Over the years, bakers from all around the word have worked at The Baking Emporium, each and every one leaving their own recipes and fingerprint behind. Today, the master bakers are Igor and Miro, with Catherine, Alexandra and Ingrid making the cakes. Andreas is on hand always and in charge of the savoury side. “Figuratively speaking, his fingers are in every bowl,” says Christian laughing. Sórcha, Christian’s girlfriend has become involved in the business too. A vegan and coeliac, she is responsible for introducing more gluten free products, containing rice or potato flour at the bakery.

From traditional Irish soda breads, scones and pan breads to artisan and wood fired breads like rye and spelt sourdoughs, baguettes and focaccias, there is bread to suit all tastes and meals. “Celebrity baker and chef Paul Hollywood recently suggested you should always choose the bread first and ask yourself what meal would complement this bread. This is how we have always planned our meals,” says Sórcha.

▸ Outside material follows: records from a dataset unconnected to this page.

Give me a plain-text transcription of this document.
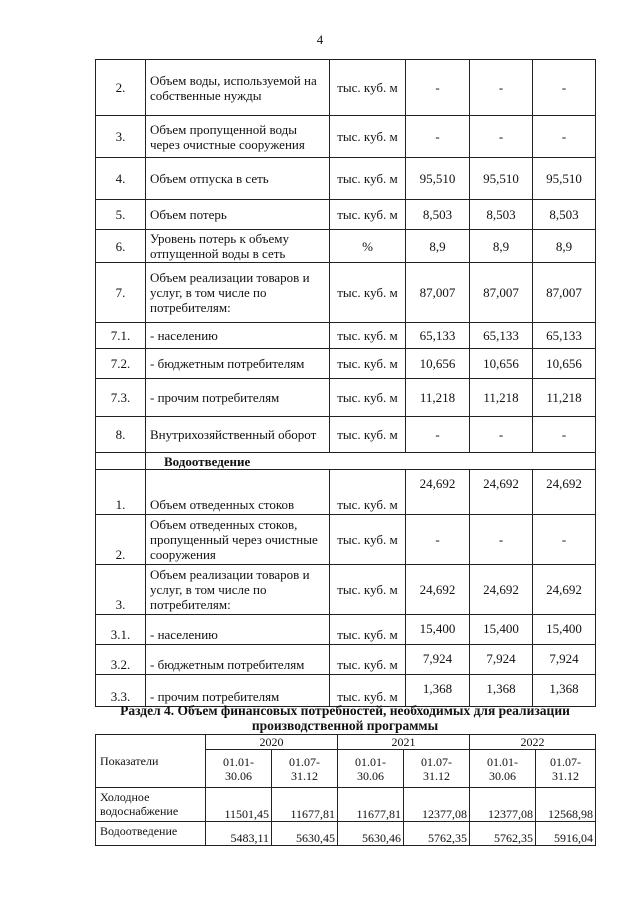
4
2.	Объем воды, используемой на собственные нужды	тыс. куб. м	-	-	-
3.	Объем пропущенной воды через очистные сооружения	тыс. куб. м	-	-	-
4.	Объем отпуска в сеть	тыс. куб. м	95,510	95,510	95,510
5.	Объем потерь	тыс. куб. м	8,503	8,503	8,503
6.	Уровень потерь к объему отпущенной воды в сеть	%	8,9	8,9	8,9
7.	Объем реализации товаров и услуг, в том числе по потребителям:	тыс. куб. м	87,007	87,007	87,007
7.1.	- населению	тыс. куб. м	65,133	65,133	65,133
7.2.	- бюджетным потребителям	тыс. куб. м	10,656	10,656	10,656
7.3.	- прочим потребителям	тыс. куб. м	11,218	11,218	11,218
8.	Внутрихозяйственный оборот	тыс. куб. м	-	-	-
	Водоотведение				
1.	Объем отведенных стоков	тыс. куб. м	24,692	24,692	24,692
2.	Объем отведенных стоков, пропущенный через очистные сооружения	тыс. куб. м	-	-	-
3.	Объем реализации товаров и услуг, в том числе по потребителям:	тыс. куб. м	24,692	24,692	24,692
3.1.	- населению	тыс. куб. м	15,400	15,400	15,400
3.2.	- бюджетным потребителям	тыс. куб. м	7,924	7,924	7,924
3.3.	- прочим потребителям	тыс. куб. м	1,368	1,368	1,368
Раздел 4. Объем финансовых потребностей, необходимых для реализации производственной программы
Показатели	2020		2021		2022	
	01.01-30.06	01.07-31.12	01.01-30.06	01.07-31.12	01.01-30.06	01.07-31.12
Холодное водоснабжение	11501,45	11677,81	11677,81	12377,08	12377,08	12568,98
Водоотведение	5483,11	5630,45	5630,46	5762,35	5762,35	5916,04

None of the breads are sliced in order to extend the shelf life. “We’re also very conscious of waste and try to reduce it as much as possible,” says Christian. A small private farm down the road from the bakery takes leftovers at the end of the week. “They have two donkeys that love our crackers and soda bread,” says Christian. “We also make our own breadcrumbs and introduce those into the next day’s mixture. It’s a very common practice in German bakeries, as they act as a natural preservative and add flavour to the breads.”

The Swiss sourdough is one of the more popular breads on the shelf. “This is the one that we introduce people to sourdough with,” explains Christian. “It has 10 per cent rye, 90 per cent wheat and it’s dairy free. It has the longevity and texture of sourdough without the tangy taste that takes a bit of getting used to for most people. It’s like a cheeseboard; you work your way up toward the stronger cheeses. People slow move up the ladder to the 80 per cent rye bread.”

Those with a sweet tooth will not be disappointed either. The Baking Emporium has long been renowned for its cakes with its coffee, carrot and chocolate cake recipes and apple strudel some of the favourites. There is also a mouthwatering selection of pastries.

Passionate about supporting small artisan producers, the shelves are stocked with all sorts of delicious foods, from Kvegks, a German cracker, which are not only organic, vegan, palm oil free but also a social enterprise, hiring people with physical and intellectual disabilities to jams from Cork, pastas from Italy and pate from Germany — all things that complement a meal of bread!

Although still selling at 12 farmers markets, Christian is at the shop in Clonakilty every morning bright and early, ready to open at 8am sharp. “We’ve really settled in now and regular customers are usually waiting at the door for their croissants, scones, pastries and bread,” he says. Remember it’s the early bird get’s the bread!